Su chi splenderà il Signore? Su chi sarà vista la Sua gloria? Alla luce di chi verranno le nazioni? Chi riceverà le loro ricchezze? Qual è la casa della Sua gloria? Il profeta parla forse dei discendenti naturali di Abramo, la nazione naturale di Israele?
Pietro scrisse che i profeti ministravano per noi, per la Chiesa (1 Pt. 1:12). Queste promesse sono per la progenie di Abramo: per Isacco e Giacobbe, non per Ismaele ed Esaù. Purtroppo, buona parte del mondo evangelico ha l’idea che sarà l’Israele naturale a ricevere il compimento di queste promesse; e per questa ragione, non crede nel loro adempimento nella Chiesa.
Una volta ho sentito predicare un uomo che diceva che ogni credente dovrebbe prelevare la decima della sua decima e mandarla alla nazione d’Israele; ed i credenti rispondevano “Amen!” Mi chiedevo, mentre ascoltavo, come la gente nel Medio Oriente, gli Ebrei dell’Israele naturale, potrà mai capire chi è il vero Israele, se i credenti continueranno a ripetere tali nozioni? Essi presentano delle dottrine insensate, completamente prive di fondamento biblico, e buttano dalla finestra tutto ciò che insegnava l’apostolo Paolo.
Destino glorioso
Le origini etniche non hanno niente a che fare col popolo di Dio. Io non sono solo un Americano; non ho soltanto un’eredità italiana. Sono un vero Israelita, e le mie radici sono in Abramo. Faccio parte di una nazione nata da Dio, che è stata data a questo mondo perduto e moribondo perché risplenda in esso. Non m’aspetto che sia qualcun altro a risplendere, qualche Esaù o Ismaele. Non m’importa degli avvenimenti che leggo sui giornali. I miei occhi sono fissi nella nazione alla quale la Scrittura ha chiaramente promesso che risplenderà, la nazione che Dio ha deciso abbia un’eccellenza eterna: “Invece di essere abbandonata, odiata, sì che anima viva più non passava per te, io farò di te l’orgoglio dei secoli, la gioia di tutte le età” (Is. 60:15). E’ questo l’atteggiamento fisso e predeterminato di Dio nei confronti di Israele sin da prima della fondazione del mondo.

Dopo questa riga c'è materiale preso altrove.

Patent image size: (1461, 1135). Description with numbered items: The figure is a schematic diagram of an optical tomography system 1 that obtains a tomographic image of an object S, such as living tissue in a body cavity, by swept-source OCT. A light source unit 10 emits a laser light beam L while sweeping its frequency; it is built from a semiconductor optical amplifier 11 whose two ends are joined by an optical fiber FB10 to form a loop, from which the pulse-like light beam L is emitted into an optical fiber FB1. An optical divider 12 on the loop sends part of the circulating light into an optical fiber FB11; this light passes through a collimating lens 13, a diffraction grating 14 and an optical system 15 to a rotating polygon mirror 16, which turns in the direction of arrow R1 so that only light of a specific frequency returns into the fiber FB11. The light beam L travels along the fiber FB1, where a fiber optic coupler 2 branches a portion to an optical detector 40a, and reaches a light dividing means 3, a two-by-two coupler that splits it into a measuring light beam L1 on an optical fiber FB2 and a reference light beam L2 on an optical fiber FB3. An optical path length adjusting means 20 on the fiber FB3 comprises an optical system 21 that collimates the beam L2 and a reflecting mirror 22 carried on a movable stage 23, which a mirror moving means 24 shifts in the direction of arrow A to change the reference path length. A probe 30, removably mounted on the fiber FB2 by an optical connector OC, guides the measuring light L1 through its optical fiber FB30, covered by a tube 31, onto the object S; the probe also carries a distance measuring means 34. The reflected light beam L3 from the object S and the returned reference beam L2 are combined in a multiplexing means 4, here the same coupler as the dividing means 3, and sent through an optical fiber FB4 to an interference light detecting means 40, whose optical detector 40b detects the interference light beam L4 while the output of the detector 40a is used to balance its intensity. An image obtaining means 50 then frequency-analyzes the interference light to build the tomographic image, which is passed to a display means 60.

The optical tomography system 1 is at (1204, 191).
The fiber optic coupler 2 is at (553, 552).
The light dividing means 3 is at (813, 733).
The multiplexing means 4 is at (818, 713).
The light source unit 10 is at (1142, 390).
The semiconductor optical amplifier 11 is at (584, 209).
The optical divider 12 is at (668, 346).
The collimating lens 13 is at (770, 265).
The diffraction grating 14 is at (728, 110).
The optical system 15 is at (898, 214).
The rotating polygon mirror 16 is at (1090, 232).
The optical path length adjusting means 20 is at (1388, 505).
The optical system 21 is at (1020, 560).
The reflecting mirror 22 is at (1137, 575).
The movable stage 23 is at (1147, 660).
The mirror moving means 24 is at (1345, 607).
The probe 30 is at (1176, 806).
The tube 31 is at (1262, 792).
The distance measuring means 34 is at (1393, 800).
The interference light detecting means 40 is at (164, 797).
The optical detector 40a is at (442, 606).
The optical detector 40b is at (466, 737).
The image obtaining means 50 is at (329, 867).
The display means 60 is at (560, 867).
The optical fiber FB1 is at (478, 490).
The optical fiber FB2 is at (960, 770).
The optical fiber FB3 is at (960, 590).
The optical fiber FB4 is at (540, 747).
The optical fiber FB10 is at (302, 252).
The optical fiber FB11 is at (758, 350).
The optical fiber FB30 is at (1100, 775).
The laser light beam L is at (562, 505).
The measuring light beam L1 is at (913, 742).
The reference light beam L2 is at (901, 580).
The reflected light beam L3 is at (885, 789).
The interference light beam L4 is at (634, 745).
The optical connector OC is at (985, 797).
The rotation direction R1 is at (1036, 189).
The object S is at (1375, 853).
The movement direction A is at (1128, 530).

Noi facciamo parte di quella nazione. Se tu lo credi, l’intera tua vita sarà trasformata. Una tale consapevolezza cambierà il tuo modo di pensare, di agire, di spendere il tuo denaro. Ti farà prosperare in Dio, perché il cuore di Dio palpita nell’attesa di vedere questa nazione sorgere e diventare la gloria di tutta la terra.
Noi stiamo correndo una staffetta. Con una grande nuvola di testimoni che ci circonda sugli spalti, ci stiamo avvicinando all’ultima tappa. La generazione precedente ha passato a noi il testimone..
Un buon allenatore organizza la sua staffetta in modo che gli atleti più forti corrano per primo e per ultimo. Il libro degli Atti ci dice che i primi corridori sono partiti dai blocchi abbastanza bene. Ora noi dobbiamo correre forte, afferrare il testimone e impegnare nella gara tutte le nostre forze.
Posso immaginare Mosè, Elia, Eliseo e tutti i santi del passato che stanno in piedi e gridano: “È vicino. Ecco il traguardo. Ci siamo!” Essi guardano Gesù che lascia il Suo posto e si dirige verso la meta per accogliere il vincitore: una Chiesa gloriosa, senza macchia e senza ruga.